Since it is difficult to create any clarity for young people on the difference between “bad” and “good” drugs in a society, there is also a growing concern about over-prescription, (over-selling of legal drugs to adults). Underlying all of this is the message that drugs can help you solve any problem – mental or physical. In fact, many studies indicate that drugs often only manage or mitigate (but do not end) pain and that many of them have significant side effects, including nausea, weakness, vomiting, and constipation among others, according to Health Magazine.
How can we help those in pain to find permanent relief, and to find it in a way that is also free of the potential for drug abuse? Many individuals have begun seeking more natural approaches to pain relief, including preventive exercise, yoga, herbal therapy, deep breathing and massage. And, these studies show that these approaches are helping people find relief without drugs. Studies also show that many people bring prayer and spirituality into their pain-relief therapies.
A number of grass-roots organizations, churches and individuals believe that prayer can also offer an answer to illegal or any type of drug abuse. For decades, Alcoholics Anonymous has been helping people find freedom from addictions by turning to a “higher power”.
Prayforthechildren.org is a group of people specially committed to keeping kids drug-free and safe. Their aim is to offer hope to those struggling with drug use or addiction. According to their website, they feel “…hope is prayer….the power of prayer is unequaled. And, when many prayers are raised up for children, miracles happen and changes occur.”

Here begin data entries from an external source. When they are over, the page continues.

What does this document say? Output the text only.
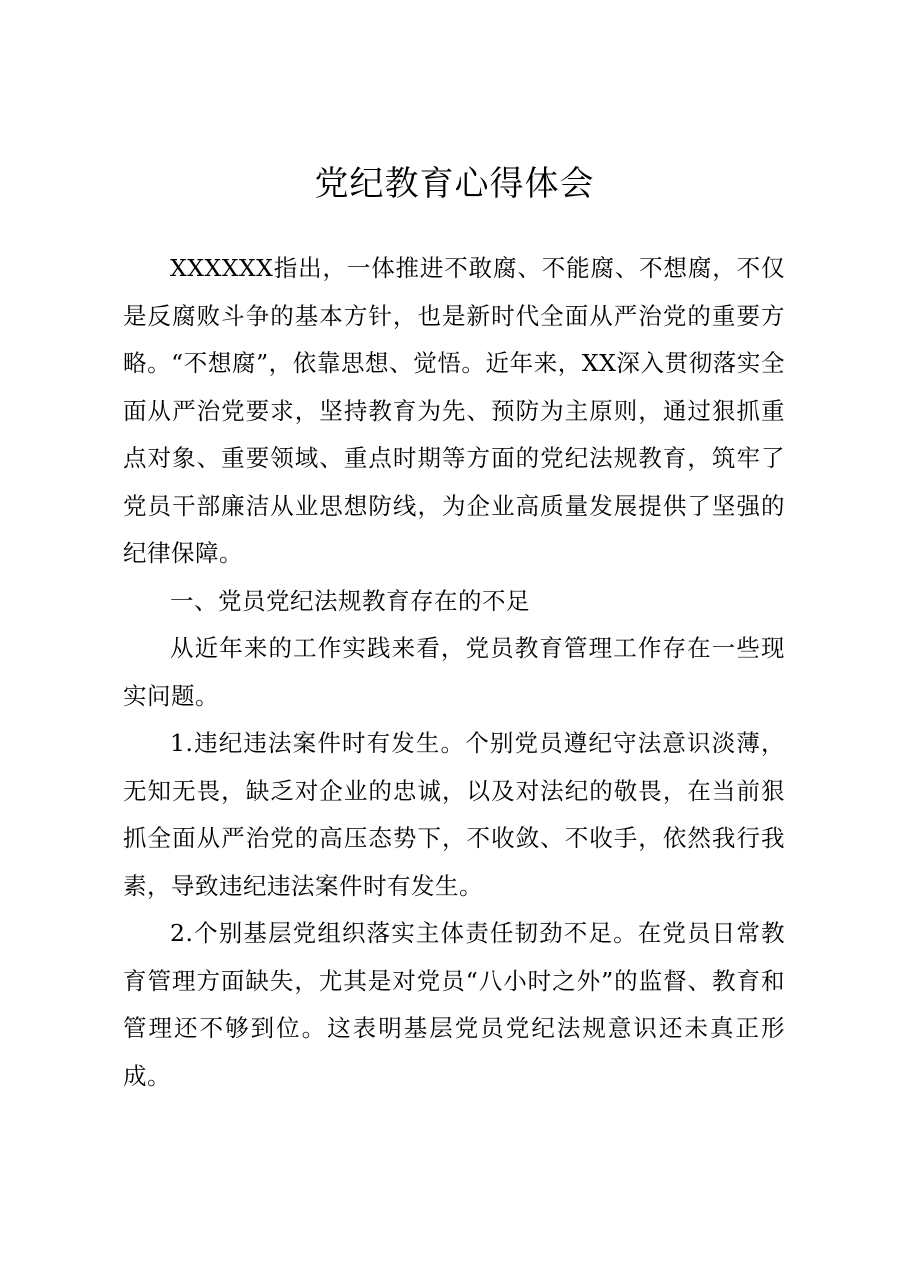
党纪教育心得体会

XXXXXX指出，一体推进不敢腐、不能腐、不想腐，不仅是反腐败斗争的基本方针，也是新时代全面从严治党的重要方略。“不想腐”，依靠思想、觉悟。近年来，XX深入贯彻落实全面从严治党要求，坚持教育为先、预防为主原则，通过狠抓重点对象、重要领域、重点时期等方面的党纪法规教育，筑牢了党员干部廉洁从业思想防线，为企业高质量发展提供了坚强的纪律保障。

一、党员党纪法规教育存在的不足

从近年来的工作实践来看，党员教育管理工作存在一些现实问题。

1.违纪违法案件时有发生。个别党员遵纪守法意识淡薄，无知无畏，缺乏对企业的忠诚，以及对法纪的敬畏，在当前狠抓全面从严治党的高压态势下，不收敛、不收手，依然我行我素，导致违纪违法案件时有发生。

2.个别基层党组织落实主体责任韧劲不足。在党员日常教育管理方面缺失，尤其是对党员“八小时之外”的监督、教育和管理还不够到位。这表明基层党员党纪法规意识还未真正形成。
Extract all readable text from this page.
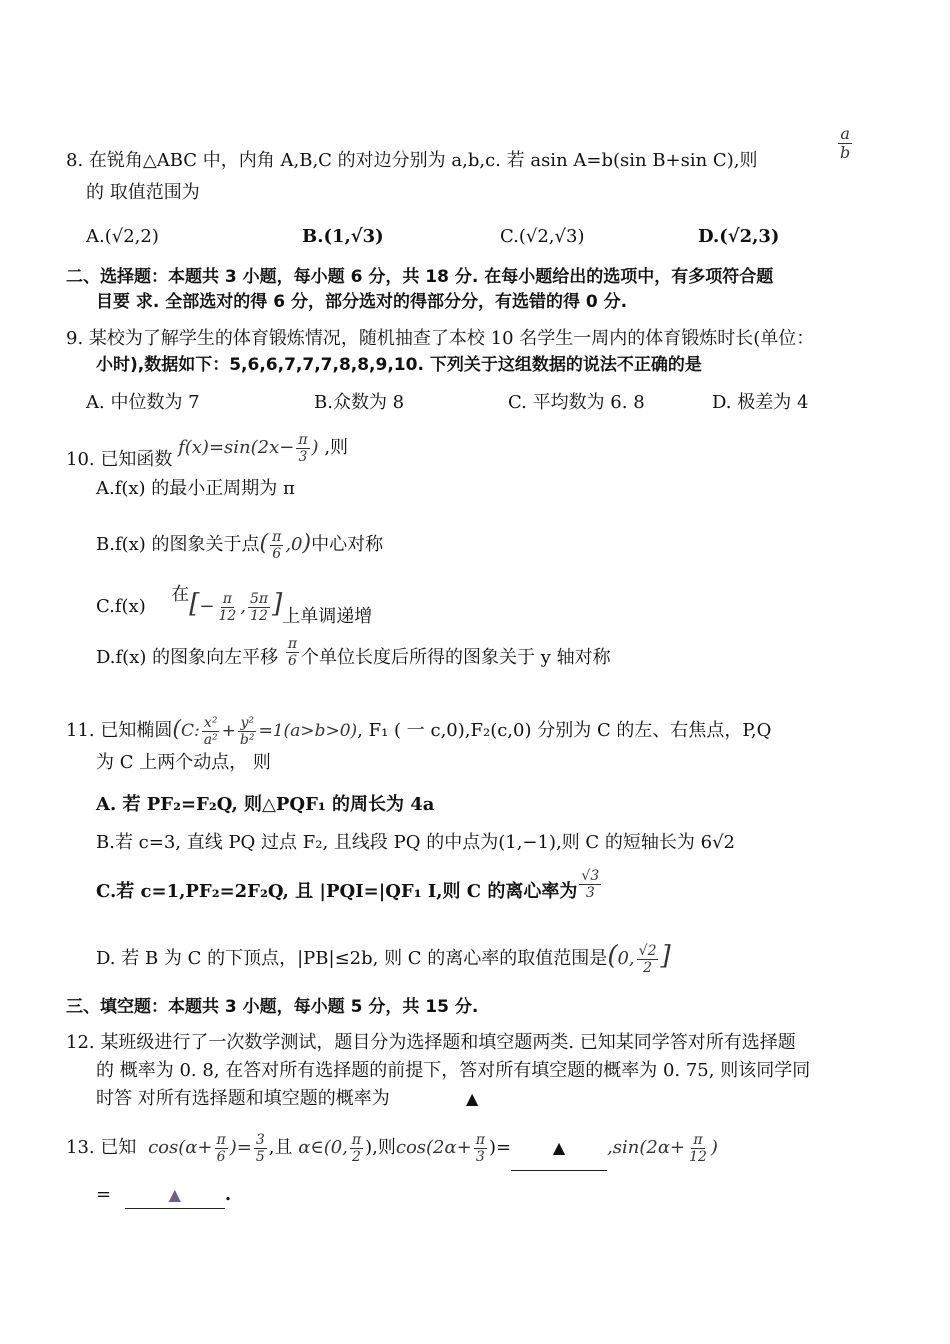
$\frac{a}{b}$
8. 在锐角△ABC 中，内角 A,B,C 的对边分别为 a,b,c. 若 asin A=b(sin B+sin C),则
的 取值范围为
A.(√2,2)	B.(1,√3)	C.(√2,√3)	D.(√2,3)
二、选择题：本题共 3 小题，每小题 6 分，共 18 分. 在每小题给出的选项中，有多项符合题
目要 求. 全部选对的得 6 分，部分选对的得部分分，有选错的得 0 分.
9. 某校为了解学生的体育锻炼情况，随机抽查了本校 10 名学生一周内的体育锻炼时长(单位：
小时),数据如下：5,6,6,7,7,7,8,8,9,10. 下列关于这组数据的说法不正确的是
A. 中位数为 7	B.众数为 8	C. 平均数为 6. 8	D. 极差为 4
10. 已知函数 $f(x)=\sin(2x- \frac{\pi}{3}$ ) ,则
A.f(x) 的最小正周期为 π
B.f(x) 的图象关于点( $\frac{\pi}{6} ,0$)中心对称
C.f(x)  在[− $\frac{\pi}{12}$ , $\frac{5\pi}{12}$ ]上单调递增
D.f(x) 的图象向左平移 $\frac{\pi}{6}$ 个单位长度后所得的图象关于 y 轴对称
11. 已知椭圆(C: $\frac{\text{x²}}{\text{a²}} + \frac{\text{y²}}{\text{b²}} =1(a>b>0)$, F₁ ( 一 c,0),F₂(c,0) 分别为 C 的左、右焦点，P,Q
为 C 上两个动点， 则
A. 若 PF₂=F₂Q, 则△PQF₁ 的周长为 4a
B.若 c=3, 直线 PQ 过点 F₂, 且线段 PQ 的中点为(1,−1),则 C 的短轴长为 6√2
C.若 c=1,PF₂=2F₂Q, 且 |PQI=|QF₁ I,则 C 的离心率为 $\frac{√3}{3}$
D. 若 B 为 C 的下顶点，|PB|≤2b, 则 C 的离心率的取值范围是(0, $\frac{√2}{2}$ ]
三、填空题：本题共 3 小题，每小题 5 分，共 15 分.
12. 某班级进行了一次数学测试，题目分为选择题和填空题两类. 已知某同学答对所有选择题
的 概率为 0. 8, 在答对所有选择题的前提下，答对所有填空题的概率为 0. 75, 则该同学同
时答 对所有选择题和填空题的概率为	▲
13. 已知 $\cos(\alpha+ \frac{\pi}{6}$ )= $\frac{3}{5}$ ,且 α∈(0, $\frac{\pi}{2}$ ),则$\cos(2\alpha+ \frac{\pi}{3}$ )=	▲ $,\sin(2\alpha+ \frac{\pi}{12}$ )
=	▲ .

If gaining an understanding of God – a “higher power” – is effective in helping people address the mental despair they feel and end addiction, it seems logical that it can also help people find freedom from pain.
At one time people brought to Jesus a man crippled with a painful palsy. He was unable to walk or move freely. Instead of offering him the medication of the day or even condemning the plight he was in, Jesus’ compassion and prayer healed the man and he went on his way – walking and moving freely (see Mark 2: 1-12). This kind of healing prayer is still being practiced today.
Prayer offers all of us, children and adults, a way out of pain - mental or physical - through a method that also avoids the possibility of addiction to and misuse of drugs.